11 comments

  • rwallace 16 hours ago ago

    Because they believed only a small fraction of customers would care a lot about a better Basic interpreter, whereas the vast majority would care about price. As for giving things away for free, Commodore was already engaged in a cutthroat price war with Texas Instruments that almost sank the company. They could not afford to give anything else away for free.

  • anotherlab 15 hours ago ago

    There were multiple reasons.

    Simons' BASIC was still interpreted. If you wanted graphics and performance, you used Assembler.

    Many/most people were using a disk speed-up cartridge like Epyx's Fast Load. You could only use one cartridge at a time. If they placed Simons' BASIC in the C64 ROM, that could have made it less compatible with existing software.

    They didn't want to pay the licensing cost for an application that only a minority of C64 owners would have wanted.

  • huzaifasinan 10 hours ago ago

    Commodore's BASIC 2.0 was already in ROM on every C64 motherboard.

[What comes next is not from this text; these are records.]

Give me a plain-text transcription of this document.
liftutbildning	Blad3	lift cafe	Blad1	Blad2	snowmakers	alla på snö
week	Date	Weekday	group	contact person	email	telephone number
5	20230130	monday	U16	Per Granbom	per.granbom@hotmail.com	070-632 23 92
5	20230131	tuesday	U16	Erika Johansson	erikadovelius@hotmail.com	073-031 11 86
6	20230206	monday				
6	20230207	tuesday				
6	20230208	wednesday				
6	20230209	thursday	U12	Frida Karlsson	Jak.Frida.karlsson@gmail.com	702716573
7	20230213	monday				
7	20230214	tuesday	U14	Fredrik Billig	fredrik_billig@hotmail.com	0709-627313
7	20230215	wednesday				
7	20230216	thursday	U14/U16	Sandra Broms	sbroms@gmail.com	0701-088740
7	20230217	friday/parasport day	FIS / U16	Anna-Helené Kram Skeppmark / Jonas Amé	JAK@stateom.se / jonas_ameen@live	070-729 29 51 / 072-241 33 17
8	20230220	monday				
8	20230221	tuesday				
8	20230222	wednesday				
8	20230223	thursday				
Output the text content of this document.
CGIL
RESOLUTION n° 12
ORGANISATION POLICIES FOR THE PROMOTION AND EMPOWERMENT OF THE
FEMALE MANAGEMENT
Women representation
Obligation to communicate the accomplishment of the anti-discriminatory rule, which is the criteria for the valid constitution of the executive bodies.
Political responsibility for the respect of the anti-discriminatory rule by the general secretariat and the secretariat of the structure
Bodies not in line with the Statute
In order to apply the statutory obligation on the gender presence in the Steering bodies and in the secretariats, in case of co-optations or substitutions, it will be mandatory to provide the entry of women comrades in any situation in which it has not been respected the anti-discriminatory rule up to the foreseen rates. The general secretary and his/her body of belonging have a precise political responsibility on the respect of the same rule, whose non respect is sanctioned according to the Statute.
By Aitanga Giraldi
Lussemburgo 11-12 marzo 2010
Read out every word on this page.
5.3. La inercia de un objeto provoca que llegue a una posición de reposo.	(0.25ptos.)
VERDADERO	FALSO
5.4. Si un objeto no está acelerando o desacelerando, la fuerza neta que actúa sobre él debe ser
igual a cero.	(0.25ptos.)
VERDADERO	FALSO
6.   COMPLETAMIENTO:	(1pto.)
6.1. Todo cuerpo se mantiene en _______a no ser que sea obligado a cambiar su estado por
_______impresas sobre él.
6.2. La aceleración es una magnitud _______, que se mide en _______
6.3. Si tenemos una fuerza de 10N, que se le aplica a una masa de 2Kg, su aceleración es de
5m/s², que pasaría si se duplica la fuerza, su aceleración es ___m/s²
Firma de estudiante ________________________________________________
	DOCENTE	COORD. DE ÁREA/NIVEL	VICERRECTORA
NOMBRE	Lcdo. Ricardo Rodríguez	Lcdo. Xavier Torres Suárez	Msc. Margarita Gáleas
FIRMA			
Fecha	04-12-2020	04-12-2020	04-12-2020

You can't just add Simons' BASIC to the ROM without a hardware revision, and doing a board revision costs money . The cartridge was the practical solution

  • UncleSlacky 17 hours ago ago

    Wasn't it because Jack Tramiel was too cheap and just wanted to make use of his existing MS BASIC licence?

    • amichail 17 hours ago ago

      He would still have made use of the MS BASIC license, but the addition of the Simons' BASIC cartridge in the box from 1983 onward would have changed the lives of many hobby coders.

      • JojoFatsani 14 hours ago ago

        Cartridges cost money. They were running a business.

      • TMWNN 17 hours ago ago

        That doesn't make UncleSlacky incorrect. Tramiel was obsessed with reducing COGS and thus retail price, and bulldozed down anything standing in his way.

        A more interesting possibility is the post-Tramiel Commodore including a ROM version of GEOS from 1986 onward, and selling it on cartridge form to existing customers.

        Other possibilities:

        * Launch Amiga 2000 and 500 in 1985 instead of 1000.

        * Eschew Amiga completely, in favor of the Commodore 900 with Coherent. Instead of Amiga silicon, ship with a "VIC-III" for graphics and two SIDs for stereo 6-channel sound.

  • brudgers 11 hours ago ago

    Licensing software from a sixteen year old would have been challenging and in 1983, Simons’ Basic was not an obvious winner. It would not be surprising if most people at West Chester were unaware of it.

  • IcePic 7 hours ago ago

    It would also eat up even more RAM, so your 64k computer that "normally" gave you only 39k for BASIC, with Simons' BASIC loaded you would be down to 30.7k.

  • zabzonk 15 hours ago ago

    > Commodore was already engaged in a cutthroat price war with Texas Instruments that almost sank the company.

    Really? Selling what? The TI99 was never a serious competitor for anything.

    • LocalH 13 hours ago ago

      It was in the early 80s. It got to the point where Commodore offered $100 trade-in value towards the C64 for a competitor's machine, and near the end the TI 99/4a was deeply discounted to $49.99. So people would literally go buy a new 99/4a, then trade it in to Commodore to get $100 off. Tramiel likely felt it was worth that loss of revenue to get competitors' machines out of the market and replace them with Commodore's.